Бледные пятнистые щеки Мадлен заблестели от слез: «Матушка, вы принесли дурные вести?» Они нежно обнялись; Мадлен неловким, робким движением поправила ленту чепца, прильнула к морщинистой щеке свекрови: «О матушка, вы ведь не с дурными вестями?»

Эти две женщины нежно любили друг дружку. Мать Армана-Мари сбросила свою тяжелую шубу. «Я знаю, что ты на сносях, дочь моя, я просто приехала узнать, не нужна ли тебе моя помощь. О Боже, какая же ты толстая».

Мадлен, понурившись, указала на меня: «Вот и они говорят то же самое».

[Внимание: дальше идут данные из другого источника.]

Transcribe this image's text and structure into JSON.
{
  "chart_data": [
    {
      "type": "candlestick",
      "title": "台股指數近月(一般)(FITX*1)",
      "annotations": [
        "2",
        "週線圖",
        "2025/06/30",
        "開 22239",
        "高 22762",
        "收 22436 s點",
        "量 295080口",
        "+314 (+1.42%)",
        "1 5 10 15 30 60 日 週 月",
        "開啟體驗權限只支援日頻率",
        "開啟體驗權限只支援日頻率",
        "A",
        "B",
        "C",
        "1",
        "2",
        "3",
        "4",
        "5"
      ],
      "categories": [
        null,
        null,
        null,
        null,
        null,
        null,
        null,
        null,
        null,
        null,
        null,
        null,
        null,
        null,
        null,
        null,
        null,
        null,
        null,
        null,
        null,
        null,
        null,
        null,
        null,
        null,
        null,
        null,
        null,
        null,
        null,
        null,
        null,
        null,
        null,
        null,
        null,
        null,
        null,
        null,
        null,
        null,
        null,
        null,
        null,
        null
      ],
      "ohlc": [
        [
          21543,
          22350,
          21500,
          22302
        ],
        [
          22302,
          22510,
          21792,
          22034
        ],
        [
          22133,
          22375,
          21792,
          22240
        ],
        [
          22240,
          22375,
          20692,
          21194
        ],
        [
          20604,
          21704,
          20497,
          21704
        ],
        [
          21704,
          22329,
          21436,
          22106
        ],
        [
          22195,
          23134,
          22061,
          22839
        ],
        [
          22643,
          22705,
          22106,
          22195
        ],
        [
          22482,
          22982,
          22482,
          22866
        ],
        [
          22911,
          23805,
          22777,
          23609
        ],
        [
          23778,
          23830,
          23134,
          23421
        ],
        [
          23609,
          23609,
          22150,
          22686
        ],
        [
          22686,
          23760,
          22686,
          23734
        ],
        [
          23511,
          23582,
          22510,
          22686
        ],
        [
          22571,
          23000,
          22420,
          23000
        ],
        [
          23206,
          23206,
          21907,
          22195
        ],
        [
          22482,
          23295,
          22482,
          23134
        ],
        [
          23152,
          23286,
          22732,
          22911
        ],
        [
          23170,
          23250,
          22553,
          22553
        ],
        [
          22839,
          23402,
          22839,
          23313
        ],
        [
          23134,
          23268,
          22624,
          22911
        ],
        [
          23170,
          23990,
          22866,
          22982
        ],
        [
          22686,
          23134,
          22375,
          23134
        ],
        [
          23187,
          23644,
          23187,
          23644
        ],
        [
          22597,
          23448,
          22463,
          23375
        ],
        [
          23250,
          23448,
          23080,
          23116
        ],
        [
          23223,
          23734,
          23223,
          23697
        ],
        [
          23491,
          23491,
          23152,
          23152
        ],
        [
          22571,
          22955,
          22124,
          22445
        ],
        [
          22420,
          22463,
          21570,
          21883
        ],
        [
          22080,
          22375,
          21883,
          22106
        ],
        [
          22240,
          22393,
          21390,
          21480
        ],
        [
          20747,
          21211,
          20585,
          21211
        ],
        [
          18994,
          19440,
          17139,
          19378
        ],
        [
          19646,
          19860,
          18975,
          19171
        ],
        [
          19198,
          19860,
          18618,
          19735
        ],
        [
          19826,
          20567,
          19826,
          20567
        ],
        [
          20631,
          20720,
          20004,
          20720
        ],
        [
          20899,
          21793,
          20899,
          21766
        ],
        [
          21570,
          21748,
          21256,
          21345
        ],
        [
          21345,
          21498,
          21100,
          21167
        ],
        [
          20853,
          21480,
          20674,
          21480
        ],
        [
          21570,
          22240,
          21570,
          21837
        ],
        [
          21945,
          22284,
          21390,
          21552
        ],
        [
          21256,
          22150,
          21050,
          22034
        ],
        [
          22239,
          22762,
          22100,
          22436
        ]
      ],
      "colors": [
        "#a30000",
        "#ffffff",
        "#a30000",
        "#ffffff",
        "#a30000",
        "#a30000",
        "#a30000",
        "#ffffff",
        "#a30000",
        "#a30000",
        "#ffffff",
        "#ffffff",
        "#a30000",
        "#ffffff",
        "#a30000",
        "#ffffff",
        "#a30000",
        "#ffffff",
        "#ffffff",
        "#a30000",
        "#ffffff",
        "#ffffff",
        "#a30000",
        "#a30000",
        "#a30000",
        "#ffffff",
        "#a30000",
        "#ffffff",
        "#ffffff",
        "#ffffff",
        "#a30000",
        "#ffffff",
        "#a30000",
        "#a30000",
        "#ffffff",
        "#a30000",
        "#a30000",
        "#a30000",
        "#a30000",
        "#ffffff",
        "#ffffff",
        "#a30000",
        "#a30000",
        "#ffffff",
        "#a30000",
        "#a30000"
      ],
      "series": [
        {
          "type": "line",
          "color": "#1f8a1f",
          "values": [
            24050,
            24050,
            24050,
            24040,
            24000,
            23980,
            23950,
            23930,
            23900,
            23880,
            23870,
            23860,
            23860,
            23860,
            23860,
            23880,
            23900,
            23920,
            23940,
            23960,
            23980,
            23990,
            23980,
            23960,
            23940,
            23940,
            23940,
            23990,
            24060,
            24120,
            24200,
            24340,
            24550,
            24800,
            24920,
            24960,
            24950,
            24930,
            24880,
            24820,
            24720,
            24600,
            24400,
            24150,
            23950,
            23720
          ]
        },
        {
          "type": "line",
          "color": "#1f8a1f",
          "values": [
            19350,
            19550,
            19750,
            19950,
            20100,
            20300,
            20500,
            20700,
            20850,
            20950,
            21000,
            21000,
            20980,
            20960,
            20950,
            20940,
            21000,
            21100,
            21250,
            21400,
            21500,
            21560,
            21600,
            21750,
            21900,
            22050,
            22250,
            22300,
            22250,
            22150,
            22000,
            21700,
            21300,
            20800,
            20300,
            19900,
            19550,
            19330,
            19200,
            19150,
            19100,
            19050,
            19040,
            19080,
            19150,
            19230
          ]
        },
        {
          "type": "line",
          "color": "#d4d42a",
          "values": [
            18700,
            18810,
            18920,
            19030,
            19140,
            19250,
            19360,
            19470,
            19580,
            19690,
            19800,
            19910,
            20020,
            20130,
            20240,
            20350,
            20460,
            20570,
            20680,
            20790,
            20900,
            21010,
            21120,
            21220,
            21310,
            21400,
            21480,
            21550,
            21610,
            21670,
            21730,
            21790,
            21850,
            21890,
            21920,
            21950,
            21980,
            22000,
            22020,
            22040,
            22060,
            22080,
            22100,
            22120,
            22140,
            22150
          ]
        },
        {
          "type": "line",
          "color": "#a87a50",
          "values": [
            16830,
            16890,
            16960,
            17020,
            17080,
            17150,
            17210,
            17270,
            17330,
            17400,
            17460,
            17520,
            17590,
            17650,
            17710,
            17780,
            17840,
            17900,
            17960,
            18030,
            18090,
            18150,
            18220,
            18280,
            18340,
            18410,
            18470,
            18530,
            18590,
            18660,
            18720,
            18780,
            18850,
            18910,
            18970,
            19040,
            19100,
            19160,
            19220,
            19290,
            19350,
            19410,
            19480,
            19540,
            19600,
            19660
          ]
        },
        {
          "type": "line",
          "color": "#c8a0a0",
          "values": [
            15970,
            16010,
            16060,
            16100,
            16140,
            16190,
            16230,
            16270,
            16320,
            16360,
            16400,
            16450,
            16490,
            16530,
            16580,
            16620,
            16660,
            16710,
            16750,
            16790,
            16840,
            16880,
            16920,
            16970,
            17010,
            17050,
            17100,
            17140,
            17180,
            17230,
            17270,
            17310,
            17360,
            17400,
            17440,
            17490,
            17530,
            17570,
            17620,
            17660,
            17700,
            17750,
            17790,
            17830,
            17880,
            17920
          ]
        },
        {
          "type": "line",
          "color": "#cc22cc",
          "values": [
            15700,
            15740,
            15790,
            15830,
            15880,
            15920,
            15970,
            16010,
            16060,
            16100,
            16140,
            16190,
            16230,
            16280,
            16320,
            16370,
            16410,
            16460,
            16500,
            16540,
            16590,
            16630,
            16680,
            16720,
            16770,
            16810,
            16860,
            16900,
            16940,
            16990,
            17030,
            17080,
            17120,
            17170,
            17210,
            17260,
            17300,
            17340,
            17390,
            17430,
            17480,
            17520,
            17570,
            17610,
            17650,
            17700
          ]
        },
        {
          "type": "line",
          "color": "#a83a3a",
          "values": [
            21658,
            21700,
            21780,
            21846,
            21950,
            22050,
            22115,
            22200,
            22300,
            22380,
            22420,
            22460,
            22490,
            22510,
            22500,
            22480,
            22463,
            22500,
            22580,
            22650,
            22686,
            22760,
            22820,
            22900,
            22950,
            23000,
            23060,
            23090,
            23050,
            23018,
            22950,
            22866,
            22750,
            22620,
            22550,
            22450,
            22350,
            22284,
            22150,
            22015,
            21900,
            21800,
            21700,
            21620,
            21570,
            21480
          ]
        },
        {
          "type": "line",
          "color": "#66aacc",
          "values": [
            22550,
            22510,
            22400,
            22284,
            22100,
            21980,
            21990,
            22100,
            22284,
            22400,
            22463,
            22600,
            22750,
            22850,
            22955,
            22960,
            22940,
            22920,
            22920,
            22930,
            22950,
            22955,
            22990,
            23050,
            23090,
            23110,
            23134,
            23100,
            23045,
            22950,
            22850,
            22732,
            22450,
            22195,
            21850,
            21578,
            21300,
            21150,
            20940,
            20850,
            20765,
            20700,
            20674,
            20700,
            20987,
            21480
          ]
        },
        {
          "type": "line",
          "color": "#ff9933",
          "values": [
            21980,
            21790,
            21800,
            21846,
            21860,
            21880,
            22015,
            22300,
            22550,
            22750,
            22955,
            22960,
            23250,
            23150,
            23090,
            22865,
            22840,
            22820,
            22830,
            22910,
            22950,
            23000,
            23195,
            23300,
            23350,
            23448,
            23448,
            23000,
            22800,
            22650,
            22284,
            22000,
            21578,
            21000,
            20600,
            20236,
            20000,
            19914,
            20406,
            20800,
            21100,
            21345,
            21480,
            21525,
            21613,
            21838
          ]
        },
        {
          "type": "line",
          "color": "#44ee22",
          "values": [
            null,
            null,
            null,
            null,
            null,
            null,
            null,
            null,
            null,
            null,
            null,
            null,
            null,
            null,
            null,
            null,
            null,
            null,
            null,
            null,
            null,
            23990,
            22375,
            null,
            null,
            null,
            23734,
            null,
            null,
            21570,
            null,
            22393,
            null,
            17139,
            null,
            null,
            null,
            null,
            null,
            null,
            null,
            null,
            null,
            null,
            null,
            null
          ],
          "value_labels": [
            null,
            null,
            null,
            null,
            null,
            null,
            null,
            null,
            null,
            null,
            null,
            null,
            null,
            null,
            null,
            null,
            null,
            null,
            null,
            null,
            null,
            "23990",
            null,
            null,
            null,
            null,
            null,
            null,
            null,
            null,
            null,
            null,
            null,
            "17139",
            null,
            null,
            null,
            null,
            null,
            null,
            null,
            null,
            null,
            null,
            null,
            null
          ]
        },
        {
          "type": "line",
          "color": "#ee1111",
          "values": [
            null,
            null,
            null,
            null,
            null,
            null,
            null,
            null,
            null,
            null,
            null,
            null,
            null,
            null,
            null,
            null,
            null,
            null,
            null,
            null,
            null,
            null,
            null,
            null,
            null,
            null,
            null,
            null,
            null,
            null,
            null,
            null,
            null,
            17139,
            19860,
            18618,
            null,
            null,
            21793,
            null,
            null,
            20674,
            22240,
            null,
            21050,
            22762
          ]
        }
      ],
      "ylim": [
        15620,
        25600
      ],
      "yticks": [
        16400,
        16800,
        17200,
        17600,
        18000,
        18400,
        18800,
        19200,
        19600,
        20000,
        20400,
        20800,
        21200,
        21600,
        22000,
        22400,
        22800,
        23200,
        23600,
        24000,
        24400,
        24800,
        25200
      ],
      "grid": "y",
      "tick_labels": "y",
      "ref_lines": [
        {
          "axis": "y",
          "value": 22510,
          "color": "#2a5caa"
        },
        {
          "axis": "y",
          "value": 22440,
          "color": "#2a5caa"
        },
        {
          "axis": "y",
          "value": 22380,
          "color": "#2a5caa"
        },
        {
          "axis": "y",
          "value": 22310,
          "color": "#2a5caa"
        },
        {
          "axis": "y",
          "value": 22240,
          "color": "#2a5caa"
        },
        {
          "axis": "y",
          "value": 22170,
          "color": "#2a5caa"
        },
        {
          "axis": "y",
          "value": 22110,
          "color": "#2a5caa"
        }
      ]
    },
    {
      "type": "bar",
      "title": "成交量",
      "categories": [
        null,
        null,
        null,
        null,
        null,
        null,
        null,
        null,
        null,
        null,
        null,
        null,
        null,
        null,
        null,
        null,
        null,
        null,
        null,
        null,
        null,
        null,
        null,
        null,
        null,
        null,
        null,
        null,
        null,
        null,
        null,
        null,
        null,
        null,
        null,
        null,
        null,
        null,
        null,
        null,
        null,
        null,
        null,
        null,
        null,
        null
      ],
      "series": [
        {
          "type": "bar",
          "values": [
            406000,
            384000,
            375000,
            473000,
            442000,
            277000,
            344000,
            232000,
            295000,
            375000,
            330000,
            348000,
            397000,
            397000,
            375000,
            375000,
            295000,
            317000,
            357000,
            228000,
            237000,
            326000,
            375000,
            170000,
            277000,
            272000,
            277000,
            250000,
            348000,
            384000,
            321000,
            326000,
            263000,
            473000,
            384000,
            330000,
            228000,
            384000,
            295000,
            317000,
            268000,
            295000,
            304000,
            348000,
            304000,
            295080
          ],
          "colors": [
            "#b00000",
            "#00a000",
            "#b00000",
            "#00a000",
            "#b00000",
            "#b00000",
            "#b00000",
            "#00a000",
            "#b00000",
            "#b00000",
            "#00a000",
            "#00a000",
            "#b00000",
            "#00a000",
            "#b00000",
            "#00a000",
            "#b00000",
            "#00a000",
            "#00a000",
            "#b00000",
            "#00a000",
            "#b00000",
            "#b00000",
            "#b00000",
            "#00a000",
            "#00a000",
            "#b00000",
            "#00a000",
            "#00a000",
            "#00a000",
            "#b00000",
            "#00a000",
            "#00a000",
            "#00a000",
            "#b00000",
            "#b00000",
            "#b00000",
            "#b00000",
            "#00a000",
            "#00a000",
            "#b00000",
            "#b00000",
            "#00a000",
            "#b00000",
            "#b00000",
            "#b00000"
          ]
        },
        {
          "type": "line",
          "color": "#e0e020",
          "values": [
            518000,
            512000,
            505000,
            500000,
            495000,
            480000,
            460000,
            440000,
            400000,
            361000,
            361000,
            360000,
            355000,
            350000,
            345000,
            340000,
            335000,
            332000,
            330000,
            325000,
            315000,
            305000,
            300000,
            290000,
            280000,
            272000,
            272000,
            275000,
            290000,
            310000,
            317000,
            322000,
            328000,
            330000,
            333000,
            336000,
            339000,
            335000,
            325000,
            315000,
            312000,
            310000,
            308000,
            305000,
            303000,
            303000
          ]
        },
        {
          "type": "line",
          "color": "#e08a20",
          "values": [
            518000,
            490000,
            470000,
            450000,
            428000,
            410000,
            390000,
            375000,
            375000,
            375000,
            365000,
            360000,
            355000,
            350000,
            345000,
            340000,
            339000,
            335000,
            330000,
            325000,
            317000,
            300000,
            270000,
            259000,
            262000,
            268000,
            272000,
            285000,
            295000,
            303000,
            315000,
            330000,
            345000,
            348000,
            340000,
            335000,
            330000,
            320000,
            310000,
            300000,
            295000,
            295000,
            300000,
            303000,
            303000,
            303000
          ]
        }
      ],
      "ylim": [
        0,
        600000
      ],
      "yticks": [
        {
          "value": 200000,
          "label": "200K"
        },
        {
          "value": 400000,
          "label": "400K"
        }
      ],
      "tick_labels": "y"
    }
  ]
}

Мы провели спокойный день. В комнату бесшумно вошла Хендрикье, она принесла шоколад в синих чашках, которые я до сих пор не видела у сестры (они вызвали улыбку на губах старшей Ван Хааген), и присела в уголке у двери, не расставаясь, как и в предыдущие дни, со своей прялкой. Мадлен неожиданно пришла в доброе расположение духа, глаза ее повеселели. Я вдруг поняла, как невнимательно мы смотрим на тех, кто живет рядом с нами. Под робостью дурнушки Мадлен скрывается внутренняя красота, которой она не умеет распорядиться.

Госпожа Ван Хааген умеет хранить душевное спокойствие, ее руки праздно дремлют на коленях подобно двум отдыхающим зверькам. Это настоящее искусство, — мне так и не удалось им овладеть. Я металась, как белка в колесе, я непрестанно вскакивала с места, пока Мадлен наконец не взмолилась: «Господи, да остановись же, у меня от тебя голова кружится!» Я послушно уселась возле темнеющего окна, мучимая невыносимым чувством ожидания. Хендрикье обеспокоенно поглядывала на меня, потом вздохнула, — видно, поняла, что я опять выскочу ночью на улицу и отправлюсь бродить вокруг портовых кабаков. Теперь я больше не скрываюсь, я смело бегу по улицам к этим островкам света, которые умиротворяют мою душу; я безбоязненно подхожу к двери, они уже ждут меня. Я начала лучше разбираться в мужчинах. Слишком долго подстерегала я в их глазах одно только желание, не ища ничего иного: о, как я была неправа! Мужчины похожи на нас, им тоже случается грустить, испытывать страх — который они топят в пиве, как мы топим его в слезах. Но когда, вслушиваясь в мой голос или в голоса поющих своих товарищей, они прячут лица в ладонях, я знаю: они тоже плачут — горькими сухими слезами, слезами призраков.